As Farnsworth summarizes, “A low carbon tax—just $10 per ton—is very effective in quickly incentivizing the replacement of coal with natural gas. After that, it really just incentivizes the replacement of natural gas technologies with more renewables and more energy storage.” She concludes, “If you’re looking to get rid of coal, I would recommend a carbon tax.”
The researchers have already added hydroelectric to the generating options in the IG model, and they are now planning further extensions. For example, they will include additional regions for analysis, add other long-term energy storage options, and make changes that allow analyses to take into account the generating infrastructure that already exists. Also, they will use the model to examine the cost and value of interregional transmission to take advantage of the diversity of available renewable resources.
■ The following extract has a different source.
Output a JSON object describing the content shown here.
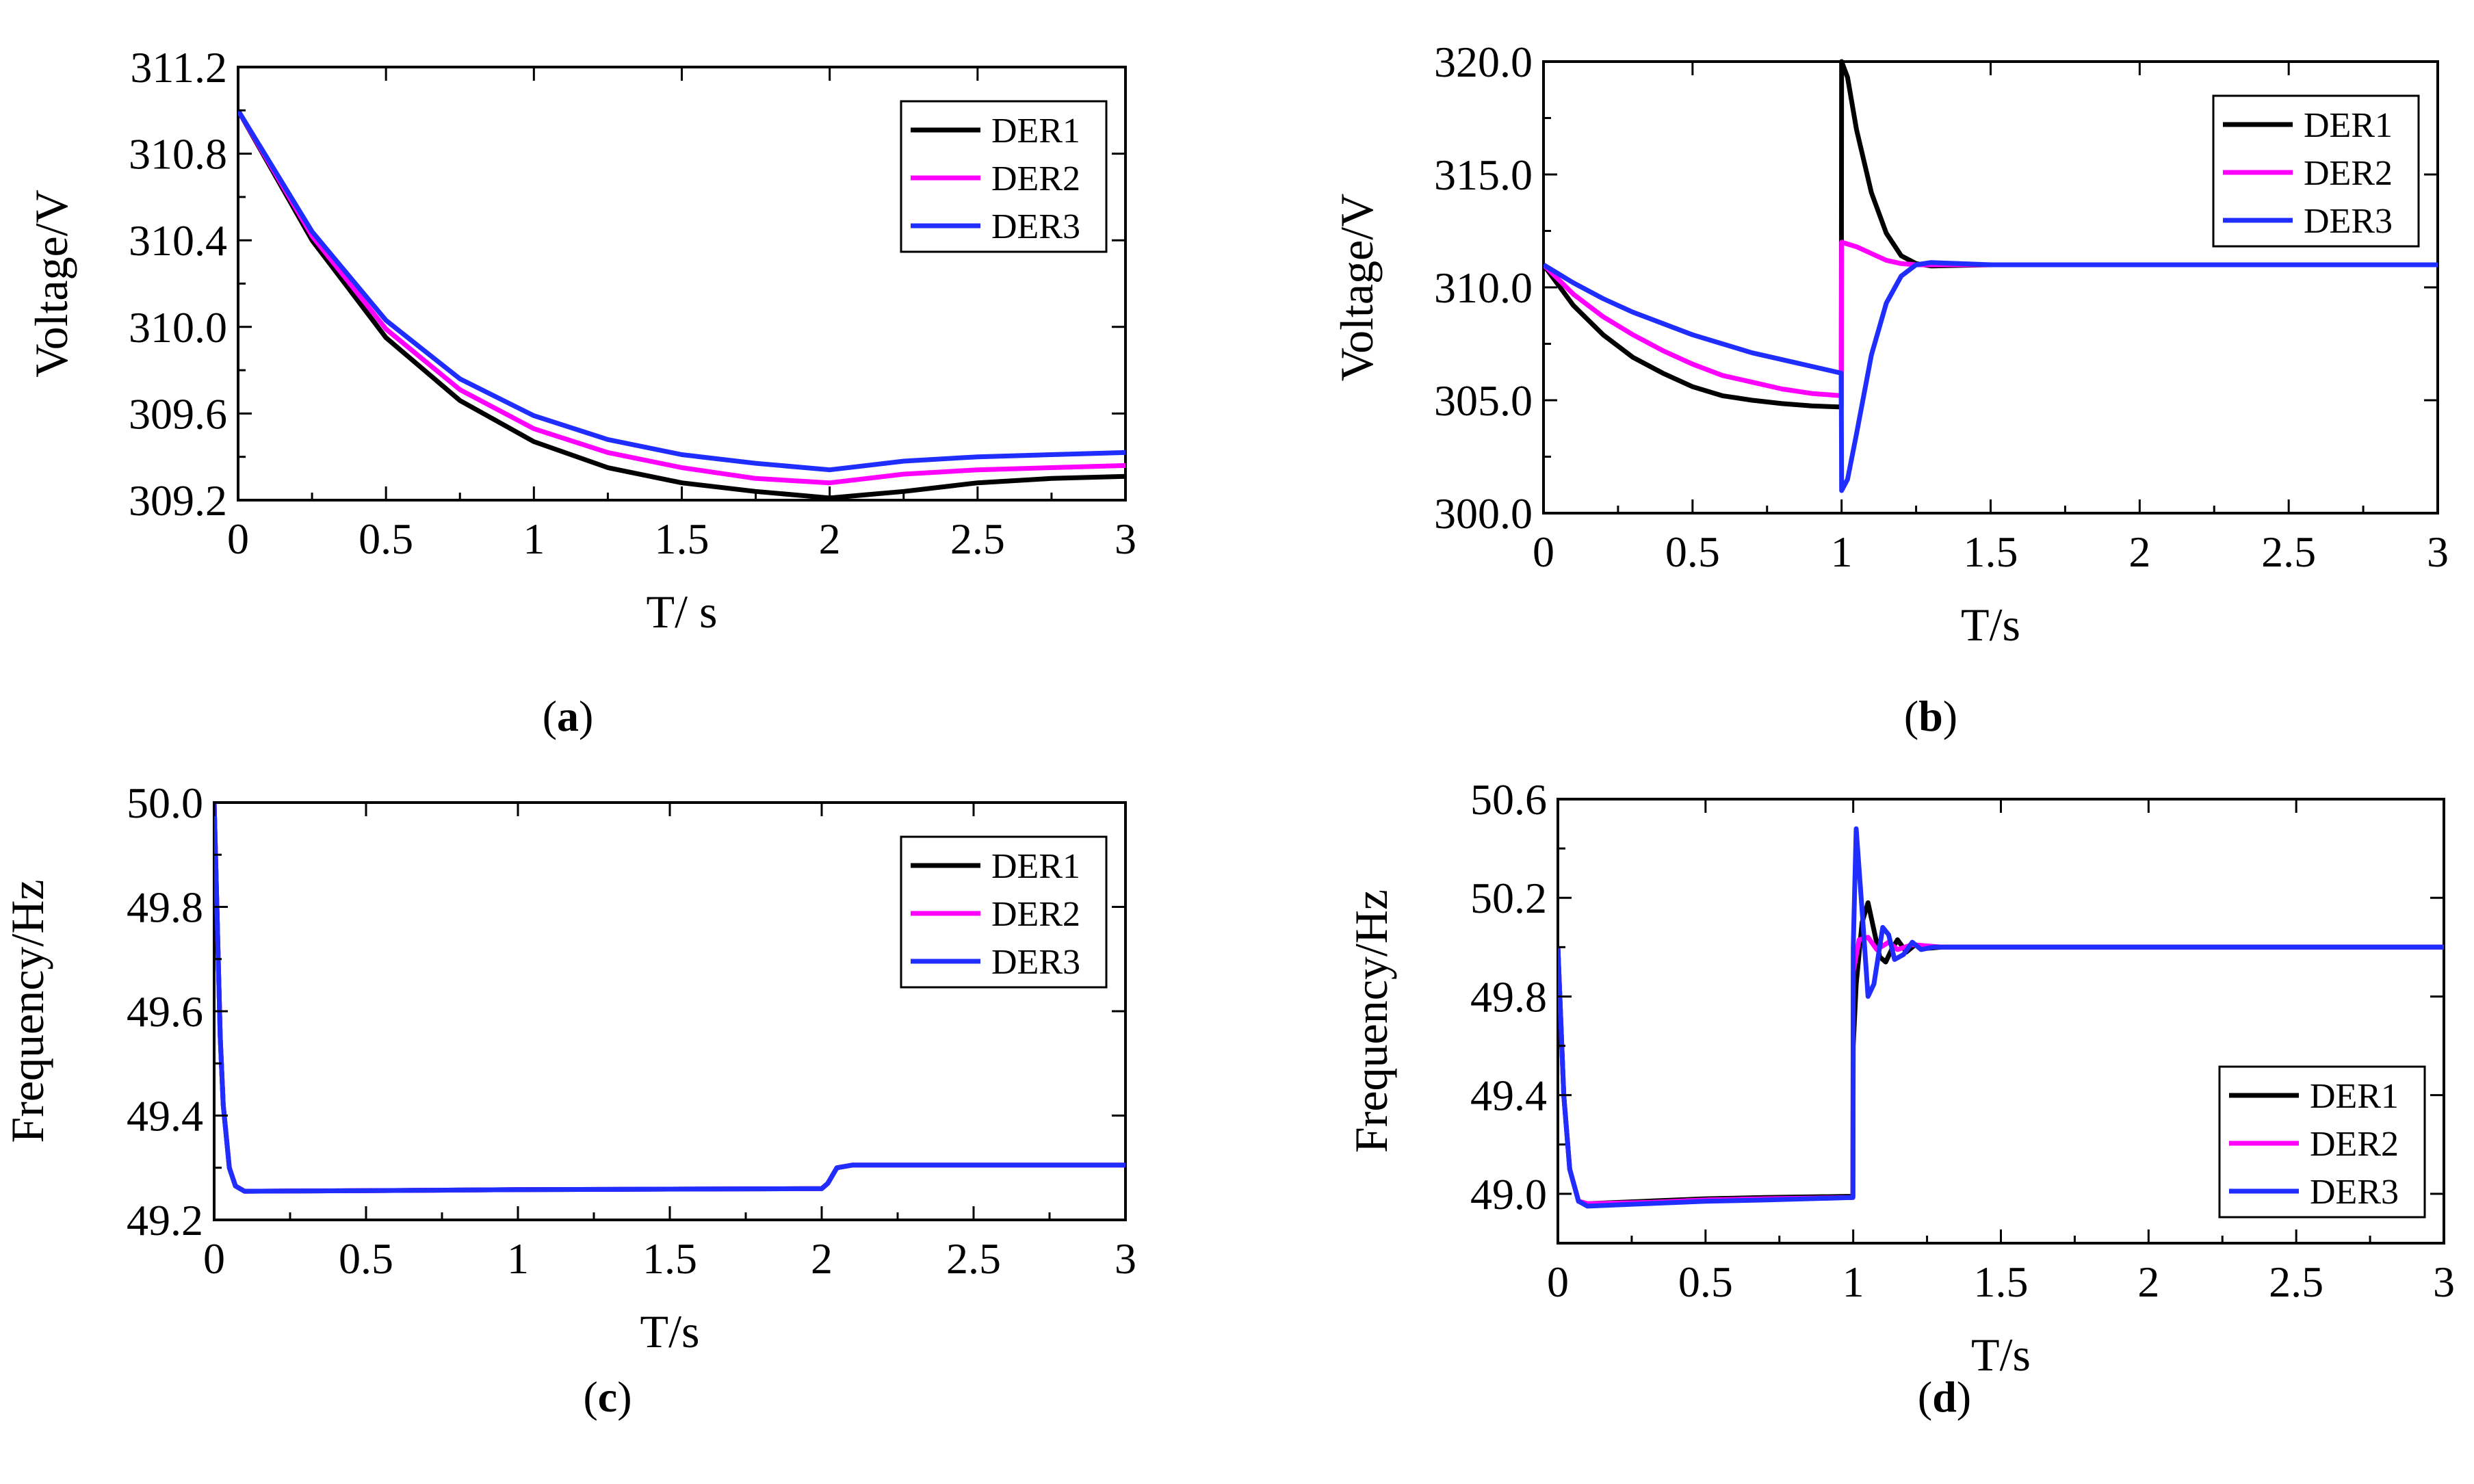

Farnsworth emphasizes that the analyses reported here are just samples of what’s possible using the IG model. The model is a web-based tool that includes embedded data covering the whole United States, and the output from an analysis includes an easy-to-understand display of the required installations, hourly operation, and overall techno-economic analysis and life-cycle assessment results. “The user is able to go in and explore a vast number of scenarios with no data collection or pre-processing,” she says. “There’s no barrier to begin using the tool. You can just hop on and start exploring your options so you can make an informed decision about the best path forward.”
This work was supported by the International Energy Agency Gas & Oil Technology Collaboration Programme (GOT-CP) and the MIT Energy Initiative Low-Carbon Energy Centers. Further information can be found in:
Farnsworth and E. Gençer. “Highlighting regional decarbonization challenges with novel capacity expansion model.” Cleaner Energy Systems, June 4, 2023. Online: doi.org/10.1016/j.cles.2023.100078.
This article appears in the Winter 2024 issue of Energy Futures.